I could not fit all of the carrots into the big cooler so some of them went into a plastic bag in the fridge; surprisingly, the carrots stored in the peat moss held up better over time. Another surprise was that the mice that live in the cellar (the house is 130 years old; there’s going to be mice, people) didn’t eat the veggies at all.

You may have noticed - the carrots have begun to sprout. I think this was again due to our warm fall, and the approaching spring has hastened the process. So I am in a rush to use everything up. But what’s everything?

The potatoes are pretty much gone, as are the onions and turnips. I’ve already told you what happened to the squash. What I mostly have left is lots of carrots, parsnips, and celeriac. They are still edible, though the quality has suffered a bit since they’ve been stored in a too-warm area. I don’t want to throw it all onto the compost heap, therefore I am making a really BIG batch of vegetable stock.

Will I do this again next year? Probably. When the coolers are empty, I’ll bring them out to the garden and use the peat moss to mulch my blueberry bushes. I suppose I could re-use it in the cellar but it seems safer to recycle it and give the coolers a good cleaning.

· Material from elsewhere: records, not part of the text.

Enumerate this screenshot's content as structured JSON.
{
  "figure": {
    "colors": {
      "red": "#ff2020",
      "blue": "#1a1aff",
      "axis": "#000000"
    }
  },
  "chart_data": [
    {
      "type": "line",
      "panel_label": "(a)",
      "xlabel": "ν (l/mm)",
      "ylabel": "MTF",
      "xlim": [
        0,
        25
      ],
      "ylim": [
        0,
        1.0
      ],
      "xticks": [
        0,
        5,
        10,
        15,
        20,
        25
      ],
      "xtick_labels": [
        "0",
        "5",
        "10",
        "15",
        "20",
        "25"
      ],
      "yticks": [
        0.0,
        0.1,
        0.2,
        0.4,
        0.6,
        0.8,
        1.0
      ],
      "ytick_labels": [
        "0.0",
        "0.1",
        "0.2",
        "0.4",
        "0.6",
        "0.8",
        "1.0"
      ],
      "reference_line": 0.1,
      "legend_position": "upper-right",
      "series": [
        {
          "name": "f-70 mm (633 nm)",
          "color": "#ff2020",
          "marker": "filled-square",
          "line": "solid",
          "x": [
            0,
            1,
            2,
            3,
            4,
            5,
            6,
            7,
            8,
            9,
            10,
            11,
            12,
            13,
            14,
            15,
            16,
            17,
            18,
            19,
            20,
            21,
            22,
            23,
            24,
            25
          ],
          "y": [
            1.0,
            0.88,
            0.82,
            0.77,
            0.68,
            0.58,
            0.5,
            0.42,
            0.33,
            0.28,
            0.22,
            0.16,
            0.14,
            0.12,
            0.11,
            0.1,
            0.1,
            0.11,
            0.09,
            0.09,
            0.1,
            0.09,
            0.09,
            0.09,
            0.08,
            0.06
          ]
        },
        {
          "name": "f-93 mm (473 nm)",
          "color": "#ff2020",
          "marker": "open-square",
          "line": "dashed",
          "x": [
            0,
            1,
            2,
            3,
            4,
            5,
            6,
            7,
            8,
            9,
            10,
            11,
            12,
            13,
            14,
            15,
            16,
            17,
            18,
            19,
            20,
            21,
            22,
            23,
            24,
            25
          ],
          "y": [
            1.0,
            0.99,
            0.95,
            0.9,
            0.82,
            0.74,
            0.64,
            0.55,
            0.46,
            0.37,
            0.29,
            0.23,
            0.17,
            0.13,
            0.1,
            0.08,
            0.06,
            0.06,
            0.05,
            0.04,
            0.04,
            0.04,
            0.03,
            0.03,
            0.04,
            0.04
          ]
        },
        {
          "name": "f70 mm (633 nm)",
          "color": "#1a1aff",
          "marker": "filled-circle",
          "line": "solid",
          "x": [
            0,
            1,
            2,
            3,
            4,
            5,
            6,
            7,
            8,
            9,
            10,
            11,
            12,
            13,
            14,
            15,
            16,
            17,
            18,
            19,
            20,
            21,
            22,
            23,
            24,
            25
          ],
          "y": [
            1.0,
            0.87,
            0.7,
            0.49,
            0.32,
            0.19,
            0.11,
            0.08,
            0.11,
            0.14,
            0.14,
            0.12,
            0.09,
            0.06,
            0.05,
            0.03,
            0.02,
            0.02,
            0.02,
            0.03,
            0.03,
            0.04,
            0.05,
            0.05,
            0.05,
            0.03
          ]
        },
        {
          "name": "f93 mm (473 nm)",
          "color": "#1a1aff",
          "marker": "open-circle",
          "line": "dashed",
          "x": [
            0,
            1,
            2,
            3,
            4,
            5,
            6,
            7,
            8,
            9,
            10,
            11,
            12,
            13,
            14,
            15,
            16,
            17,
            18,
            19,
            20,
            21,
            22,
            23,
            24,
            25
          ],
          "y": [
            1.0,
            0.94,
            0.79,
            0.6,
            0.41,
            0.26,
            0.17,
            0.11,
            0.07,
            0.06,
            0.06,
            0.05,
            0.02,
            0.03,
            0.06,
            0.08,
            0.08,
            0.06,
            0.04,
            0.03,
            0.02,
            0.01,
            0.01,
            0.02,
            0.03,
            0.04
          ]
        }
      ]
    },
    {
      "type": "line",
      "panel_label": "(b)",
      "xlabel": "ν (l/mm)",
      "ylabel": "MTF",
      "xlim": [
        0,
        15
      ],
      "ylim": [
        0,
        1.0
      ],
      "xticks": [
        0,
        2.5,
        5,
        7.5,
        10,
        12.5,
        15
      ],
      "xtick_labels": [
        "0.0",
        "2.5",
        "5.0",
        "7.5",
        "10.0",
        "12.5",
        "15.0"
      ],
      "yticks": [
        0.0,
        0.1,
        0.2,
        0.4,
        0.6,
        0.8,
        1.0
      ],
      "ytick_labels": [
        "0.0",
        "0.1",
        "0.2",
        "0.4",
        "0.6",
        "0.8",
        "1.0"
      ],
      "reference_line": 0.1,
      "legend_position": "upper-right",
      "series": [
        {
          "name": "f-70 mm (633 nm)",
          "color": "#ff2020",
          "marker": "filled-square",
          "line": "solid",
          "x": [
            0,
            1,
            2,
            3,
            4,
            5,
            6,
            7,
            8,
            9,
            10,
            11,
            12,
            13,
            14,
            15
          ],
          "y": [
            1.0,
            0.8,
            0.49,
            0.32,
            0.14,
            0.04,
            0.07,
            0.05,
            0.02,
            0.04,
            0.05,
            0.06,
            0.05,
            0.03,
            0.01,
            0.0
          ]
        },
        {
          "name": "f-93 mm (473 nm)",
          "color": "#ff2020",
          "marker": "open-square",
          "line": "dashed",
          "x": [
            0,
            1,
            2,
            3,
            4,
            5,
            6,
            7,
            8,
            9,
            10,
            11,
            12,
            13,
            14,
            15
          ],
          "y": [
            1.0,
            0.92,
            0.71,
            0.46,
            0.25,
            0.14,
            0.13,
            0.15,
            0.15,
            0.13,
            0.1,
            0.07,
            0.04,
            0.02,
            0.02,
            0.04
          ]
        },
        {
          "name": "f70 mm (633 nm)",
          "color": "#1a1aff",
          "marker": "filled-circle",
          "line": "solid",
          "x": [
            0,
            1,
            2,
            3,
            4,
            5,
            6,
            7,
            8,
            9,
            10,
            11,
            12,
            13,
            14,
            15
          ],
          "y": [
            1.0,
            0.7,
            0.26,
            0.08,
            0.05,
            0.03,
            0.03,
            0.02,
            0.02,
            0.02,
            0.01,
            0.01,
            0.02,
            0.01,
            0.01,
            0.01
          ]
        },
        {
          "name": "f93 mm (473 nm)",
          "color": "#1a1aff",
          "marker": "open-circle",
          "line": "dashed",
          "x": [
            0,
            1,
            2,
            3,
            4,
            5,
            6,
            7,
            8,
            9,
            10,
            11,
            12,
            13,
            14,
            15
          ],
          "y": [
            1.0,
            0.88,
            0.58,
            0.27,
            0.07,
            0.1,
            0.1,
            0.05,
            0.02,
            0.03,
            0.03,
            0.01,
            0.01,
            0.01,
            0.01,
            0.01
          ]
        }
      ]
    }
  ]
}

I’ve learned that 25 lbs of carrots is entirely too much, so I’ll try to grow them myself instead of doing the bulk order. Also, bulk sweet potatoes AND squash is more beta-carotene than my family can consume, so I’ll grow the squash and order the sweet potatoes. Unless I can convince my hubby to build me a real root cellar, of course.

3 comments:

Val said...

Very cool, Karen!! No pun intended. ;-)I love seeing the photos.

Kate said...

Extremely impressive. Also, I think J should get on that root cellar, stat.

Sarah at The Stroller Ballet said...

That is so cool! I wish that I had the space for something like that. Alas...800 square feet of living space...doesn't really work!!